The death toll from a massive bomb attack which flattened a hospital in southern Afghanistan earlier this week has risen to at least 39, officials said Friday.
The jump in the toll from the blast, which took place in the town of Qalat in Zabul province on Thursday, takes the total number of people killed in just three days of violence across the war-torn country this week to at least 91.
"The toll from the hospital attack in Qalat has jumped to 39 killed, 140 others wounded," Gul Islam Seyal, the spokesman for the provincial governor, told AFP.
Earlier, authorities had said the blast had killed 20 people.
Another official put the toll even higher Friday, at 41.
Thursday's bloodshed began with the Qalat bomb near dawn.
Hours later, reports emerged of an air strike in eastern Nangarhar province said to have killed at least nine civilians.
"US forces conducted a precision strike against Da'esh terrorists in Nangarhar early (on September 19)," Col.

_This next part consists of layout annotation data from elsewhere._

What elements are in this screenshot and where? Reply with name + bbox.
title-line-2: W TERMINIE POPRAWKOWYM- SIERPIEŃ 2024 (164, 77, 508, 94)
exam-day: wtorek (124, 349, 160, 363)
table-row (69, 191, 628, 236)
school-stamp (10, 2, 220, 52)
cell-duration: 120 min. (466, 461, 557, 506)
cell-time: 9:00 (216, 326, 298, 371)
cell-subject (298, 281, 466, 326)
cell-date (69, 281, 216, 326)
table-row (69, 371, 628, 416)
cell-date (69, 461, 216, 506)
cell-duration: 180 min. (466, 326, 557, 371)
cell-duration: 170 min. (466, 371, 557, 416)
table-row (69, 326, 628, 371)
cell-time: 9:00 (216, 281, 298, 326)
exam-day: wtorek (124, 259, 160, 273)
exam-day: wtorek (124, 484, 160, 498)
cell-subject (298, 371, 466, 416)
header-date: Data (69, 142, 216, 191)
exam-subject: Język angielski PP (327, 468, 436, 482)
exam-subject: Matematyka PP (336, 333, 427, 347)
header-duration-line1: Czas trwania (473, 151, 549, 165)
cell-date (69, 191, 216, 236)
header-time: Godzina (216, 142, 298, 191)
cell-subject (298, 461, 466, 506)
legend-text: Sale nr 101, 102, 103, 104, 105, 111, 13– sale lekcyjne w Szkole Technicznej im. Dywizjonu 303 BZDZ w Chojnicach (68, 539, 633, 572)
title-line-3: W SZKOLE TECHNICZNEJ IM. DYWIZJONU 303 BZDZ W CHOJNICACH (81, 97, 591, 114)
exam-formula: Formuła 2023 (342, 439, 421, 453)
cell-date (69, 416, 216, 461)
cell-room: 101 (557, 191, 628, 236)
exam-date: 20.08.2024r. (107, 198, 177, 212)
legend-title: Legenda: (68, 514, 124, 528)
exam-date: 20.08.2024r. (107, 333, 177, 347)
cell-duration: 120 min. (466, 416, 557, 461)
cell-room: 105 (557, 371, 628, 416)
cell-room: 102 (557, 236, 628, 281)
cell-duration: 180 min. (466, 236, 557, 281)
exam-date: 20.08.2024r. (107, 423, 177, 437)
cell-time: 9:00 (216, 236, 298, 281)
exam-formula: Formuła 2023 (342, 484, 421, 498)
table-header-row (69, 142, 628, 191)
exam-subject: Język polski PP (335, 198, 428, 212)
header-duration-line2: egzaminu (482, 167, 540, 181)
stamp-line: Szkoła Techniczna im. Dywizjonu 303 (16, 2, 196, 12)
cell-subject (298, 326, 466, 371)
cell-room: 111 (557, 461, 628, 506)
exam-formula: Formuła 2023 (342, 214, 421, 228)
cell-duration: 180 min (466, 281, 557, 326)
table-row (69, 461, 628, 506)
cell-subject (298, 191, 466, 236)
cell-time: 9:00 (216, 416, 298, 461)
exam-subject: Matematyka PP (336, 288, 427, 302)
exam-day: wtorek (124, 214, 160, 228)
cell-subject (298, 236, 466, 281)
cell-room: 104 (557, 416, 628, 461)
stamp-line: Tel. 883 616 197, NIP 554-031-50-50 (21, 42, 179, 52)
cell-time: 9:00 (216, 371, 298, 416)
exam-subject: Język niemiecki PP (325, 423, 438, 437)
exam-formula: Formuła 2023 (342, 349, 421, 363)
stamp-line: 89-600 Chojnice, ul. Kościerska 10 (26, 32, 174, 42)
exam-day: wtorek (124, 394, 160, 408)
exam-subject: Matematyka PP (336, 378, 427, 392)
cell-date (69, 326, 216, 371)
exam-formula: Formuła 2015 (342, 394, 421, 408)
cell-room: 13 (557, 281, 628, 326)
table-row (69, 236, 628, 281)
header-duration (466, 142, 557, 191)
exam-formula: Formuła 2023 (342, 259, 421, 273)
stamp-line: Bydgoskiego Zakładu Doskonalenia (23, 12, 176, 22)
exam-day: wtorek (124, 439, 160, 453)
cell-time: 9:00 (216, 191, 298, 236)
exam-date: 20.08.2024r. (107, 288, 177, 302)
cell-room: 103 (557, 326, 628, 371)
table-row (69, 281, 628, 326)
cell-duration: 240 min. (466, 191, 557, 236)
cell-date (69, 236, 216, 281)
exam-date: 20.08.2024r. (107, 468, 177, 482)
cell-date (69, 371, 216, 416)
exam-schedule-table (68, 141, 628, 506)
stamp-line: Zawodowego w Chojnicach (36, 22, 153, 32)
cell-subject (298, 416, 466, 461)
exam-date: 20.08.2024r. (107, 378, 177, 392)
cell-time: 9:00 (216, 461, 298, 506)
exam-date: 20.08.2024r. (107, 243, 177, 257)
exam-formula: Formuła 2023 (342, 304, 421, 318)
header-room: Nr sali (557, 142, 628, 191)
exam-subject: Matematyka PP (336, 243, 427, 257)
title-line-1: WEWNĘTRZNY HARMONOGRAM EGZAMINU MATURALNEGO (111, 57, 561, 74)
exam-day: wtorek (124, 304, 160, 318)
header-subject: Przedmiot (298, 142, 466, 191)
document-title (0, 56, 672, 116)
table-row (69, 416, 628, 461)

Sonny Leggett, spokesman for US Forces-Afghanistan, said in a statement on Friday, using the Arabic acronym for the Islamic State militant group.
"We are aware of allegations of the death of non-combatants and are working with local officials to determine the facts to ensure this is not a ploy to deflect attention from the civilians murdered by the Taliban at a hospital in Zabul earlier."
The strike came just hours after four people were killed on Wednesday when unknown gunmen and a suicide bomber stormed a government building in nearby Jalalabad, capital of Nangarhar.